While radio is essential to a mission, it is also one of the most complex and finicky parts. As you try and listen for a HAB or a satellite, it all comes down to how strong of a signal you can pick up and whether you can get a “good” signal so your data doesn’t have errors. This is why satellites and HABs are so popular in the amateur radio community. This is a group of people who work with radio as a hobby, and they get very good at hearing very faint signals such as those from HABs and satellites. Both WMSI HABs and EQUiSat have benefited greatly from the expertise and willingness of HAMs who help pick up transmissions.
In addition to being a lifeline for data about how a mission is going, radio waves are actually crucial to “finding” HABs and satellites. Radio plays a crucial role in recovering a HAB, and WMSI has done a lot of work with radio triangulation—the math of using radio signals to estimate a transmitter’s location—that was inspired by a search and recovery of a lost HAB. Radio is also used to find satellites when they are first launched. Most CubeSats, including EQUiSat, are launched in a batch with several other satellites. For the first few days after launch, no one knows which satellite is which. But with some precision measurements of the radio’s doppler shift (the increase or decrease in the frequency of radio waves coming from something moving towards or away from you very fast), people on the ground can eventually determine each satellite’s exact location and distinguish it from the others.

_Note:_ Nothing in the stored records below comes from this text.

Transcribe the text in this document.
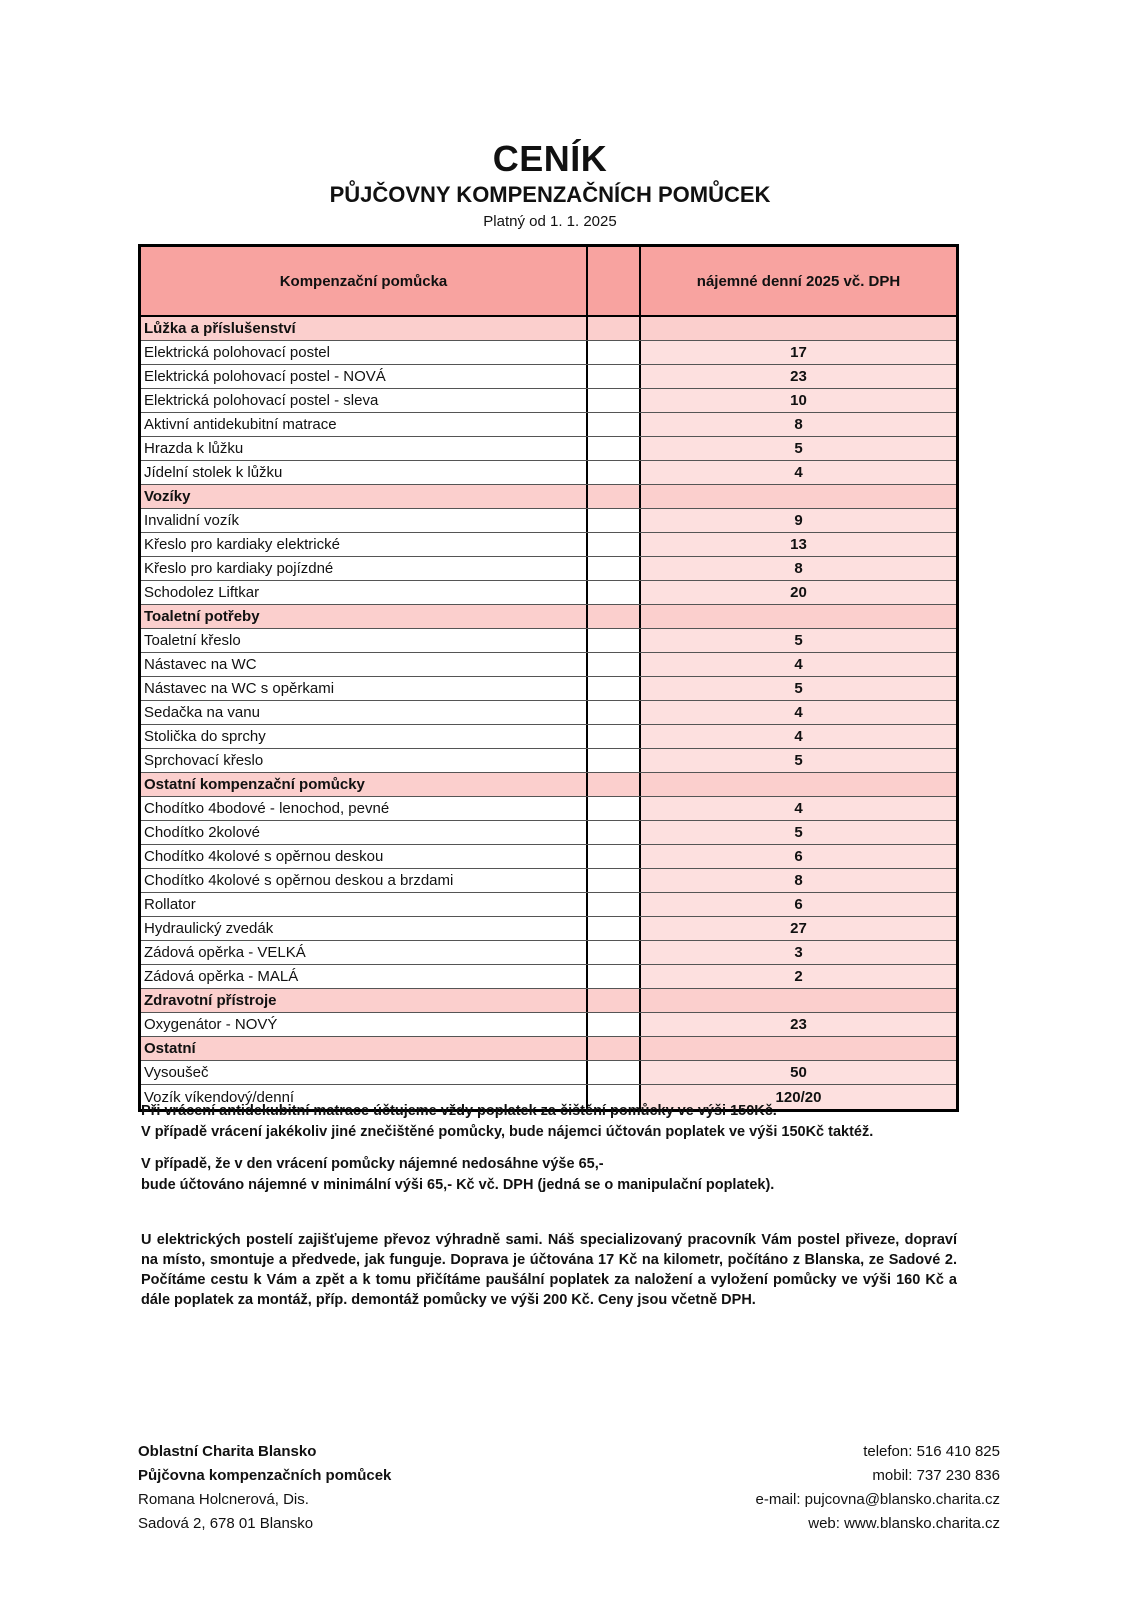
CENÍK
PŮJČOVNY KOMPENZAČNÍCH POMŮCEK
Platný od 1. 1. 2025
Kompenzační pomůcka	nájemné denní 2025 vč. DPH
Lůžka a příslušenství
Elektrická polohovací postel	17
Elektrická polohovací postel - NOVÁ	23
Elektrická polohovací postel - sleva	10
Aktivní antidekubitní matrace	8
Hrazda k lůžku	5
Jídelní stolek k lůžku	4
Vozíky
Invalidní vozík	9
Křeslo pro kardiaky elektrické	13
Křeslo pro kardiaky pojízdné	8
Schodolez Liftkar	20
Toaletní potřeby
Toaletní křeslo	5
Nástavec na WC	4
Nástavec na WC s opěrkami	5
Sedačka na vanu	4
Stolička do sprchy	4
Sprchovací křeslo	5
Ostatní kompenzační pomůcky
Chodítko 4bodové - lenochod, pevné	4
Chodítko 2kolové	5
Chodítko 4kolové s opěrnou deskou	6
Chodítko 4kolové s opěrnou deskou a brzdami	8
Rollator	6
Hydraulický zvedák	27
Zádová opěrka - VELKÁ	3
Zádová opěrka - MALÁ	2
Zdravotní přístroje
Oxygenátor - NOVÝ	23
Ostatní
Vysoušeč	50
Vozík víkendový/denní	120/20
Při vrácení antidekubitní matrace účtujeme vždy poplatek za čištění pomůcky ve výši 150Kč.
V případě vrácení jakékoliv jiné znečištěné pomůcky, bude nájemci účtován poplatek ve výši 150Kč taktéž.
V případě, že v den vrácení pomůcky nájemné nedosáhne výše 65,-
bude účtováno nájemné v minimální výši 65,- Kč vč. DPH (jedná se o manipulační poplatek).
U elektrických postelí zajišťujeme převoz výhradně sami. Náš specializovaný pracovník Vám postel přiveze, dopraví na místo, smontuje a předvede, jak funguje. Doprava je účtována 17 Kč na kilometr, počítáno z Blanska, ze Sadové 2. Počítáme cestu k Vám a zpět a k tomu přičítáme paušální poplatek za naložení a vyložení pomůcky ve výši 160 Kč a dále poplatek za montáž, příp. demontáž pomůcky ve výši 200 Kč. Ceny jsou včetně DPH.
Oblastní Charita Blansko
Půjčovna kompenzačních pomůcek
Romana Holcnerová, Dis.
Sadová 2, 678 01 Blansko
telefon: 516 410 825
mobil: 737 230 836
e-mail: pujcovna@blansko.charita.cz
web: www.blansko.charita.cz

In the end, HABs and satellites are far more alike than one would think. Both encounter many similar challenges, and a designer with HAB experience is ready to take on the unique challenges of a satellite. In fact, it’s fair to say that building a satellite—though it is a very complicated endeavor like any engineering challenge—is not the hardest part about going to space. One of the biggest barriers to getting into space for anyone is securing the funding for a rocket launch, but fortunately the cost of going to space has been dropping dramatically over the past two decades thanks to innovative new companies and ongoing developments. The success of EQUiSat has shown us at Brown Space Engineering that you don’t need a million-dollar budget or a team of veteran engineers to build a satellite, and space is only becoming more accessible by the day. Soon, we’ll all be able to head for the stars.